Sono partiti dagli Champs-Elysées l’8 luglio, viaggeranno per le mete colpite dal terrorismo fino al 14 luglio. Momenti di preghiera con ebrei e cristiani sui luoghi degli attacchi in memoria delle vittime. Imam di Lisbona: “non nel nostro nome”. Imam Drouiche: rispettare i valori occidentali, insegnati anche dall’islam “spirituale”.

Berlino/Parigi (AsiaNews) – È partita da Parigi “la Marcia dei musulmani contro il terrorismo”. La mattina dell’8 luglio, almeno 60 imam si sono riuniti agli Champs-Elysées per ricordare Xavier Jugelé, il poliziotto ucciso lo scorso aprile, e sono saliti a bordo di un bus che li porterà nelle città europee colpite dal terrorismo. Ieri, gli imam sono arrivati a Berlino, e quest’oggi saranno a Bruxelles, dove sono attesi da comunità religiose locali e leader politici belgi. Le tappe successive saranno Londra e, di ritorno, le altre città francesi toccate dagli attacchi terroristici.

L’imam di Lisbona, David Munir, ha salutato l’iniziativa, “storica in Europa”, affermando: “Alcune persone commettono crimini nel nome dell’islam, e noi siamo qui per dire ‘non nel nostro nome’”.

Gli imam sono stati accolti con calore da rappresentanti tedeschi cristiani cattolici e protestanti, ebraici, musulmani e politici alla Chiesa della Memoria, a Berlino. Essi insieme ad altri leader musulmani si sono riuniti a Breitscheidplatz, dove lo scorso 19 dicembre un attentato aveva provocato 12 vittime e circa 50 feriti. Qui hanno pregato insieme a rappresentanti locali di fede islamica, cristiana ed ebraica.

Per l’imam Nimes Hocine Drouiche, questa marcia vuole trasmette un chiaro e netto messaggio “di fraternità contro il terrorismo”.

 “Oggi è tempo di denunciare l’islam politico e che gli islamisti smettano di tenere in ostaggio l’islam”, aveva detto Drouiche in un intervento alla rete televisiva El-Mouwatine. “I musulmani si devono adattare ai valori occidentali, perché essi sono valori umani che l’islam spirituale veicola e ci insegna; l’umanismo”. Sulla convivenza, egli ha commentato: “Noi condividiamo con i cristiani, gli ebrei, gli atei, i buddhisti lo stesso Paese e se si innesca il fuoco, nessuno sarà risparmiato dalle fiamme”. Per l’imam tollerante e moderato i musulmani in occidente devono cooperare con decisione alla coesistenza.
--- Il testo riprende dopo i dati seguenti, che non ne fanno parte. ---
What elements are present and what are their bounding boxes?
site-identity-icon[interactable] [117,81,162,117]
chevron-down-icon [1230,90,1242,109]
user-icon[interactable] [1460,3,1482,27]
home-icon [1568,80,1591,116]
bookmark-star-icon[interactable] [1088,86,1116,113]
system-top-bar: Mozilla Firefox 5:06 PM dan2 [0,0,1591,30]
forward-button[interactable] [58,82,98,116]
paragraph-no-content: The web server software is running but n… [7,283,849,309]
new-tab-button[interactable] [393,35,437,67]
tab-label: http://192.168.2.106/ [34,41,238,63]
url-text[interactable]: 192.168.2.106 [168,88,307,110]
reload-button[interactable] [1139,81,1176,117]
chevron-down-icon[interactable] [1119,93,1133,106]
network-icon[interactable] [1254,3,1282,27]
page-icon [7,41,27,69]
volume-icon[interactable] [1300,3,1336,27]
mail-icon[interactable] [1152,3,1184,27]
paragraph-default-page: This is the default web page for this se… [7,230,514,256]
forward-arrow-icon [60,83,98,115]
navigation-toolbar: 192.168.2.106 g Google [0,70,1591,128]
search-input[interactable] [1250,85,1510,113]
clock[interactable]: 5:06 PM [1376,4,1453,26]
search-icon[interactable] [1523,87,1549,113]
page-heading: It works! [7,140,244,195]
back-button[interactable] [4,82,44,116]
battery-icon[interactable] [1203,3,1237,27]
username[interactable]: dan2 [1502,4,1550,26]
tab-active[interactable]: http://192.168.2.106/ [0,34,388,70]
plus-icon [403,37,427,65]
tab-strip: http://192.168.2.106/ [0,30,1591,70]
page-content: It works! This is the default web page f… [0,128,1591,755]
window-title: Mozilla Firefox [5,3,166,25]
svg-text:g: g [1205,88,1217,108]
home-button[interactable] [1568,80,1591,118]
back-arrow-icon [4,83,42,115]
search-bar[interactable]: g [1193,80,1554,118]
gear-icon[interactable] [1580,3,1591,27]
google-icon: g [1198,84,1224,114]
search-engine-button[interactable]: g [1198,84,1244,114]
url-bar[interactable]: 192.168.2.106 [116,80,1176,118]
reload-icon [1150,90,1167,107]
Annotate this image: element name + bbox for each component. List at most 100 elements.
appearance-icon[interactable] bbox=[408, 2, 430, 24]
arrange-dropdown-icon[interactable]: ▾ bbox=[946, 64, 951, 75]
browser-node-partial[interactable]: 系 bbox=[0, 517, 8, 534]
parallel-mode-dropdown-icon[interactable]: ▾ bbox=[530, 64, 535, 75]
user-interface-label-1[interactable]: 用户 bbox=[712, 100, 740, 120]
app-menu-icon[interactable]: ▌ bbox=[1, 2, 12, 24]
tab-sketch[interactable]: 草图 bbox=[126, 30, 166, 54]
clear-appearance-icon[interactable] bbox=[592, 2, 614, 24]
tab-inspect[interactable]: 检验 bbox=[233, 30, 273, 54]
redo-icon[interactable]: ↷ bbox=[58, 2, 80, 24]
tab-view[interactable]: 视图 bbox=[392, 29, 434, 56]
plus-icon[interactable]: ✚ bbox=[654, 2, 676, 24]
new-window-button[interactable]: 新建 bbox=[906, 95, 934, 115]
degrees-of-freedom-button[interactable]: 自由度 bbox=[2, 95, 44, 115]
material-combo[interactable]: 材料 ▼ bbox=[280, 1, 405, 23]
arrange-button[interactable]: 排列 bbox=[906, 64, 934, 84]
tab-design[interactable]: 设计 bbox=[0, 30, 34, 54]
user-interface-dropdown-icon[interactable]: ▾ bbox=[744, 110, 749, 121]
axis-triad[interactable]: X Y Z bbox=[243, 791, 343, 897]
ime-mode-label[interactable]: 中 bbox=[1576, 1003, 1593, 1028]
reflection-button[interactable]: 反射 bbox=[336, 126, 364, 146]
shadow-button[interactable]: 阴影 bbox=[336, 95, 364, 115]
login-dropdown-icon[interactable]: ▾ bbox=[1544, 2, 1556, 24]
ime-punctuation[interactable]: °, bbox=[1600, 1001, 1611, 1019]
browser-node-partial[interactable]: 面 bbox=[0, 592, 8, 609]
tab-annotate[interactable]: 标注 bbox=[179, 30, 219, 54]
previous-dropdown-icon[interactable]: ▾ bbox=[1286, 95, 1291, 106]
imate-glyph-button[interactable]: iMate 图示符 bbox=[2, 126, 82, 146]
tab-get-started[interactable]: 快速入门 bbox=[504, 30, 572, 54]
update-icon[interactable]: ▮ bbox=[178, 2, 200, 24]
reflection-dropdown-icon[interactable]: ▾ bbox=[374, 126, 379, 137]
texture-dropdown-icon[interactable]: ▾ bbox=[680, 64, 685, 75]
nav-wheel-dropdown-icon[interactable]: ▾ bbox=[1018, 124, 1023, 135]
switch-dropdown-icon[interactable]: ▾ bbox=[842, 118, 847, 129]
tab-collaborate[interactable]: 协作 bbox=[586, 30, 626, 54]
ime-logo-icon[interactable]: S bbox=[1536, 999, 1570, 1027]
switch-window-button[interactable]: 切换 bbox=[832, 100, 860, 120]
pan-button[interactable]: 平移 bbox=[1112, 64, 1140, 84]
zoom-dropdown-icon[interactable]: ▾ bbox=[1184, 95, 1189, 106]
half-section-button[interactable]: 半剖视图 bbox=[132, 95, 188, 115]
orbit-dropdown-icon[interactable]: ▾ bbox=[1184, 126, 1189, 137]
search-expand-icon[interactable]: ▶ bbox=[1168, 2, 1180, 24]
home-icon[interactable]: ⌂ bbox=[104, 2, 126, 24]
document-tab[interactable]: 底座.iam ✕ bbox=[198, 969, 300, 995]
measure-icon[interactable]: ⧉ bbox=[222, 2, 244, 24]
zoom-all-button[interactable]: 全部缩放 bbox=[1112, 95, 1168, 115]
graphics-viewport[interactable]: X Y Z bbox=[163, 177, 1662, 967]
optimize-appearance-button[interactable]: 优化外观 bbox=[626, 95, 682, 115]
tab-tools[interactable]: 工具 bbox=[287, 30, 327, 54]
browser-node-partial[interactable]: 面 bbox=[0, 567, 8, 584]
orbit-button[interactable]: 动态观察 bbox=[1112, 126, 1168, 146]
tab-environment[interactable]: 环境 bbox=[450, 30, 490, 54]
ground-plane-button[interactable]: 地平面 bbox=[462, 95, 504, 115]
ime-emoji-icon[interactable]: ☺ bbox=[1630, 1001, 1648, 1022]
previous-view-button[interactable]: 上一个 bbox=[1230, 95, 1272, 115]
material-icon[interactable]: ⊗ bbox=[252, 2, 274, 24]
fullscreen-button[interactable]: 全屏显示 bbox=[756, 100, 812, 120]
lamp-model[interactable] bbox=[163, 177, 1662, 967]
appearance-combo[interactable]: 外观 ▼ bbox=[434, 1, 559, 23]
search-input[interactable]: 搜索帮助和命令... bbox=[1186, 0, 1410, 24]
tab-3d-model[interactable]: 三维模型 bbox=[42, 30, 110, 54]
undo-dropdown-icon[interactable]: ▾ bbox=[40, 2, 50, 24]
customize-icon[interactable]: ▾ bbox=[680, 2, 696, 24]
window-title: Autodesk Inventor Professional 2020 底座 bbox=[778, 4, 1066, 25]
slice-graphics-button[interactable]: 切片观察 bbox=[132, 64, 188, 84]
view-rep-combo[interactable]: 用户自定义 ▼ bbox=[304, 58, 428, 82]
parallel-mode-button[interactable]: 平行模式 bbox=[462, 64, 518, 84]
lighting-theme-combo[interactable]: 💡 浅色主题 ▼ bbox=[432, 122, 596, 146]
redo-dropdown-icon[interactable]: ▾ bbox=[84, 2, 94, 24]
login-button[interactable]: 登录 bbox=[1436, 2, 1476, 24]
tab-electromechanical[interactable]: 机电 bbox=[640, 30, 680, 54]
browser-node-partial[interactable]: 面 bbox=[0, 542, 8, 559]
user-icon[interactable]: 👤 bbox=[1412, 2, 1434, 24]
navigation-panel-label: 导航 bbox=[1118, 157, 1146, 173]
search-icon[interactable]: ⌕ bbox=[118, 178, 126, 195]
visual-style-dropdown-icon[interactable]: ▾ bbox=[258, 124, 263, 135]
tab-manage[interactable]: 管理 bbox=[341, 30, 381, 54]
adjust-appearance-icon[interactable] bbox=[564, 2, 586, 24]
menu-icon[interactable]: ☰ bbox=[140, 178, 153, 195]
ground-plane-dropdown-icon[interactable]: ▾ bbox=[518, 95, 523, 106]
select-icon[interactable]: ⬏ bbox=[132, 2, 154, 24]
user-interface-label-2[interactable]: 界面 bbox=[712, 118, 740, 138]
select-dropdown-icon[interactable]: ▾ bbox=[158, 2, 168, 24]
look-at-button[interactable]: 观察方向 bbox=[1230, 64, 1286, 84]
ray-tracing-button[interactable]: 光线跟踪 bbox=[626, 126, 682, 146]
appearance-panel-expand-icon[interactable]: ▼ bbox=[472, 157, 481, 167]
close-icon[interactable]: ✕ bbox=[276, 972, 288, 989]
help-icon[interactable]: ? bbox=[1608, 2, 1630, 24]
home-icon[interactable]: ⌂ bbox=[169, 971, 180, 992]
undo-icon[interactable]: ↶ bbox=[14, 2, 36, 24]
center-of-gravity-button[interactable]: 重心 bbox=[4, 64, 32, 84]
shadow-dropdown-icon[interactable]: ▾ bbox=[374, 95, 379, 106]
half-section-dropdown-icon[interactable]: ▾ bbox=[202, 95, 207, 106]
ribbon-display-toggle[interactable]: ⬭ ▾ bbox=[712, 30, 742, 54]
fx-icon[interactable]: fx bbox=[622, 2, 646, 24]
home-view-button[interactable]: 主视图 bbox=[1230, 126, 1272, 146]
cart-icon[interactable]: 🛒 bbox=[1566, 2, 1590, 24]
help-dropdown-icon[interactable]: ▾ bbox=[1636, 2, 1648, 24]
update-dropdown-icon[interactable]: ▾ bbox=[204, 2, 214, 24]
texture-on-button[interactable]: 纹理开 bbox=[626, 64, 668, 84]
Gli imam hanno il coraggio di denunciare i crimini compiuti nel nome dell’islam e invitano attraverso questa marcia a fermare l’ondata di odio e i possibili scontri intercomunitari. D’altronde, l’obiettivo dello Stato islamico è di esportare la guerra in Europa, mettere gli uni contro gli altri, dividere i figli del popolo europeo e spezzare la società europea, sulla base della religione degli uni e degli altri. Ciononostante e per fortuna, la società europea è ben consapevole dei malsani obiettivi di Daesh [Stato islamico in arabo ndr] e vuole rimanere legata alla convivenza fra le comunità.

La marcia si concluderà il 14 luglio, festa nazionale francese, a Campo Marzio. Lì i rappresentanti di fede ebraica, cattolica, protestante e ortodossa saranno attesi per onorare insieme la memoria delle vittime del terrorismo islamista.